Una historia de España a través
de sus leyendas callejeras.
Ediciones
Akal, 2022*
Los acabarían llamando quinquis o macarras, palabras que trastocaron su significado primigenio para acabar
refiriéndose a esos jóvenes de origen marginal que protagonizaron una época,
con su carisma singular y una osadía sin sentido, una rebeldía sin causa aunque
con algún que otro motivo. Su destino hubiera sido el olvido, desaparecer de la
memoria colectiva. El país no estaba para mucha broma, entre una reforma
política de gran calado no exenta de tensión y una crisis económica que ahogó
en preocupaciones a buena parte de la población. Pero traspasaron los límites
estrechos de sus guetos y sus barrios gracias en buena medida al cine, la
música y la literatura. Sin duda, los pícaros fueron sus predecesores y el pijoaparte de Juan Marsé un precedente
más cercano en el tiempo.
El antropólogo Iñaki
Domínguez se ha dedicado a investigar todas esas subculturas que comparten un
mismo espacio urbano y que se reproducen en distintas ciudades de un modo
análogo. En 2020 ya publicó Macarras
interseculares. Una historia de Madrid a través de sus mitos callejeros y
un año después Macarrismo. Este libro
que comentamos, por tanto, es un paso más en el análisis de este fenómeno social
que se dio con la primera crisis del modelo desarrollista.
Cada uno de sus capítulos
es un retrato completo y específico en el que la voz principal recae en los
protagonistas, o algunos de ellos, los que sobrevivieron y han ofrecido un
testimonio sustancial de su experiencia, aunque están también presentes quienes
quedaron en el camino y son parte fundamental de esta intrahistoria. El libro
nos permitirá conocer el ámbito en que crecen esos jóvenes: Entrevías,
Vicálvaro, las Tres Mil Viviendas, Otxargoaga o la ruta más etérea del Bakalao.

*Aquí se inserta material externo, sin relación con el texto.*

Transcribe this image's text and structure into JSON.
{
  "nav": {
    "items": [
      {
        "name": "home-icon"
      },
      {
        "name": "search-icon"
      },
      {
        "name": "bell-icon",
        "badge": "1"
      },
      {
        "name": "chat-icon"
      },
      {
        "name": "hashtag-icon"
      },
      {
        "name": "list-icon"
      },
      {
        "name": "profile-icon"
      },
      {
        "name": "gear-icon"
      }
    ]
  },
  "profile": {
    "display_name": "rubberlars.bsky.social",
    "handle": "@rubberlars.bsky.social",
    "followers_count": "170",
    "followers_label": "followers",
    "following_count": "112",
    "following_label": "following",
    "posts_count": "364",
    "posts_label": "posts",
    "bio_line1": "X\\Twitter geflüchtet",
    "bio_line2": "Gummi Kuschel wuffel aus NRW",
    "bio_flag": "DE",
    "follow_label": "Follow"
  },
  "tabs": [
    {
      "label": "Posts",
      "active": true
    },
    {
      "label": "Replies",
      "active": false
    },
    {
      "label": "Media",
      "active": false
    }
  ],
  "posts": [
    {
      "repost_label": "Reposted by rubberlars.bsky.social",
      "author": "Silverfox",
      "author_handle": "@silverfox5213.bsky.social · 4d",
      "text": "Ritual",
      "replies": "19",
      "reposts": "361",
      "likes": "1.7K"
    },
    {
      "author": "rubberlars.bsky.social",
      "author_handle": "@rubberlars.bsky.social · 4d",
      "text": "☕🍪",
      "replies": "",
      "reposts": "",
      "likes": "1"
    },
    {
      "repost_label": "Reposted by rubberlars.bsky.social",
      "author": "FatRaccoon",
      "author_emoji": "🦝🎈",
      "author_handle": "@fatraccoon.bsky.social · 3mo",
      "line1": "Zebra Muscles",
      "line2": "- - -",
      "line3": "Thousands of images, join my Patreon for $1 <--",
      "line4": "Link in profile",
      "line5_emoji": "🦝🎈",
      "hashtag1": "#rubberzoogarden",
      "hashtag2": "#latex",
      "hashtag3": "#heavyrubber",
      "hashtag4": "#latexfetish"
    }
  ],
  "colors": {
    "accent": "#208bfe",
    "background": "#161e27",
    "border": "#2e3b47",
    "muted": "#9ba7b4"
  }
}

Se nos presentan las dificultades materiales en que vivieron, el salto del campo
a la ciudad y el chabolismo que precedió a los barrios en los que se forjó su
identidad, la pronta deserción de la escuela sin que eso supusiera la inserción
laboral en un país que se desindustrializaba rápidamente. Hubo en algunos casos
un acercamiento a otras formas de rebeldía, una tímida aproximación a la
política en algún momento dado. La aparición de las drogas duras y de diseño
supuso un encontronazo social que zarandeó con resultados tremendos a buena
parte de quienes vivieron ese tiempo y en esas condiciones, una coincidencia
que apunta que tal vez no fuera casual.
Otra
característica de Macarras ibéricos
es la conexión que el autor establece entre el fenómeno social descrito y sus
expresiones en la cultura del momento, sobre todo en el cine y la música. Así,
existe un cine calificado como quinqui,
el de José Antonio de la Loma o las películas macarras de Eloy de la Iglesia, los dos directores que más se
asocian al subgénero, continuadores de Ignacio Iquino, pero también con
incursiones en el mismo de otros directores como Carlos Saura, Fernando León de
Aranoa o más tarde Santiago Zannou, entre otros. En muchos casos, los papeles
fundamentales los interpretan, no sin dificultades y un repertorio curioso de
anécdotas, los propios protagonistas en la vida real. Es un cine que dispone a
su vez de una banda sonora de la que se nos habla en el libro, con grupos como
Los Chunguitos o los Chichos, entre otros, estilos de rumba pero que tuvo
también otros géneros, como el flamenco, la música makinera, el rap, el rock alternativo o el rock radical vasco.